/PrivEdge

PyTorch implementation of PrivEdge: From Local to Distributed Private Training and Prediction -IEEE Trans on Information Forensics and Security

Primary LanguagePython

PrivEdge

This is the official repository of PrivEdge: From Local to Distributed Private Training and Prediction, a work published in the IEEE Transactions on Information Forensics and Security (TIFS), April, 2020.

Setup

  1. Download source code from GitHub
     git clone https://github.com/smartcameras/PrivEdge.git 
    
  2. Create conda virtual-environment
     conda create --name PrivEdge python=2
    
  3. Activate conda environment
     source activate PrivEdge
    
  4. Install requirements
     pip install -r requirements.txt
    
    Install keras_contrib
     git clone https://www.github.com/keras-team/keras-contrib.git
     cd keras-contrib
     python setup.py install
    

Description

PrivEdge is a technique for privacy-preserving MLaaS that safeguards the privacy of users who provide their data for training, as well as users who use the prediction service.

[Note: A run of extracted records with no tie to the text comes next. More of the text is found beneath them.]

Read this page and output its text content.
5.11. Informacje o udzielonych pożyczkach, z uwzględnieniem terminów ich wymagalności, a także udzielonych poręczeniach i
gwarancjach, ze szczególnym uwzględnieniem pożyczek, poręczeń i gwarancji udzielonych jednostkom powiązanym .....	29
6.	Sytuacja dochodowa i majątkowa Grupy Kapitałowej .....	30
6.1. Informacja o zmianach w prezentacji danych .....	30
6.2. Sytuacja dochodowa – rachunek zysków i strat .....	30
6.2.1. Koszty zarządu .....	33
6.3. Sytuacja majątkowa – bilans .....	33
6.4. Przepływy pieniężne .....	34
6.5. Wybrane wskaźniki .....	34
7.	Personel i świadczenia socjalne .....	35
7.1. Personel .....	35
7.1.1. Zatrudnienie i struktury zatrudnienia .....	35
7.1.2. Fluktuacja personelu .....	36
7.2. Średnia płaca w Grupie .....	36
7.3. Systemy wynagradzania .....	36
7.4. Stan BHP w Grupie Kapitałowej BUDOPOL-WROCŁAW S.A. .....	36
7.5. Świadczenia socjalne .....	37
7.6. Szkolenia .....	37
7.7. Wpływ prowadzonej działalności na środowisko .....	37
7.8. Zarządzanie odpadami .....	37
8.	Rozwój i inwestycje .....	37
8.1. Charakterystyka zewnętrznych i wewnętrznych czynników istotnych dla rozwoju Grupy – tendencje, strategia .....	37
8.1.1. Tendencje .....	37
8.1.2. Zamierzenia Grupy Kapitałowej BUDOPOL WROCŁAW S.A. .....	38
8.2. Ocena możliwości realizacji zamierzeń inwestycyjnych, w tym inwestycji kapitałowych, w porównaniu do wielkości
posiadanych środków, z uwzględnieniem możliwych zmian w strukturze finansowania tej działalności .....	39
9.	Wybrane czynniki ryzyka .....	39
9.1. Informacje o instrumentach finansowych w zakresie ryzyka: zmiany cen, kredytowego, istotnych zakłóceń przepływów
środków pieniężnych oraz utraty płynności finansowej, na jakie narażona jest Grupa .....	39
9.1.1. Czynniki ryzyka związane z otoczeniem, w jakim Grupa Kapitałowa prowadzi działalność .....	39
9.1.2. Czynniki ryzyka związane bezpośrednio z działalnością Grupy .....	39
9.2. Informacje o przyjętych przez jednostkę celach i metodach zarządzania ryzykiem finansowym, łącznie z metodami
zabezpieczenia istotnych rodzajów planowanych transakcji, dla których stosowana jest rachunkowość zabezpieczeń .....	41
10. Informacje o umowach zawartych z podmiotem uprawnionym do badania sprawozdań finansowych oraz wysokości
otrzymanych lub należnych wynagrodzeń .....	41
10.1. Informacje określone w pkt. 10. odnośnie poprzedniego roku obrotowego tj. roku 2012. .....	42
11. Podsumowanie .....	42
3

We decompose an N-class classifier into N one-class classifiers. With PrivEdge, each user independently uses their private data to locally train a one-class reconstructive adversarial network (RAN) that succinctly represents their training data. The training phases of the one-class RANs were implemented in Python with the publicly available Keras library. For private prediction, we assume that a non-colluding regulator is available and use the 2-server model of multi-party computation (2PC). We used the ABY library for secure 2PC (i.e. additive secret-sharing and Garbled circuit) with 128-bit security parameter and SIMD circuits.

Data distribution

We model each user as a distinct class:

  1. Go to Dataset directory
cd Dataset
  1. Create/Download your dataset:
wget https://www.kaggle.com/olgabelitskaya/classification-of-handwritten-letters/version/9#LetterColorImages_123.h5
  1. Split and save the N-class dataset to N set for N users:
python Distribute_data.py

Local training

Each user train locally a one-class RAN, which is composed of a reconstructor and a discriminator, on their private data:

python run_train.py

The trained RAN will be save in the saved_model directory. Some visualization of results also will be saved in the images directory.

Prediction

It includes the private reconstruction of each one-class classifier followed by dissimilarity based prediction. We do the accuracy experiments in the python while timing the secure protocols of our prediction using ABY (coming soon):

python test.py

Authors

References

If you use our code, please cite the following paper:

  @article{shamsabadi2020privedge,
    title = {PrivEdge: From Local to Distributed Private Training and Prediction},
    author = {Shamsabadi, Ali Shahin and Gascón, Adrià and Haddadi, Hamed and Cavallaro, Andrea},
    journal = {IEEE Transactions on Information Forensics and Security (TIFS)},
    year = {2020},
    month = April
  }

License

The content of this project itself is licensed under the Creative Commons Non-Commercial (CC BY-NC).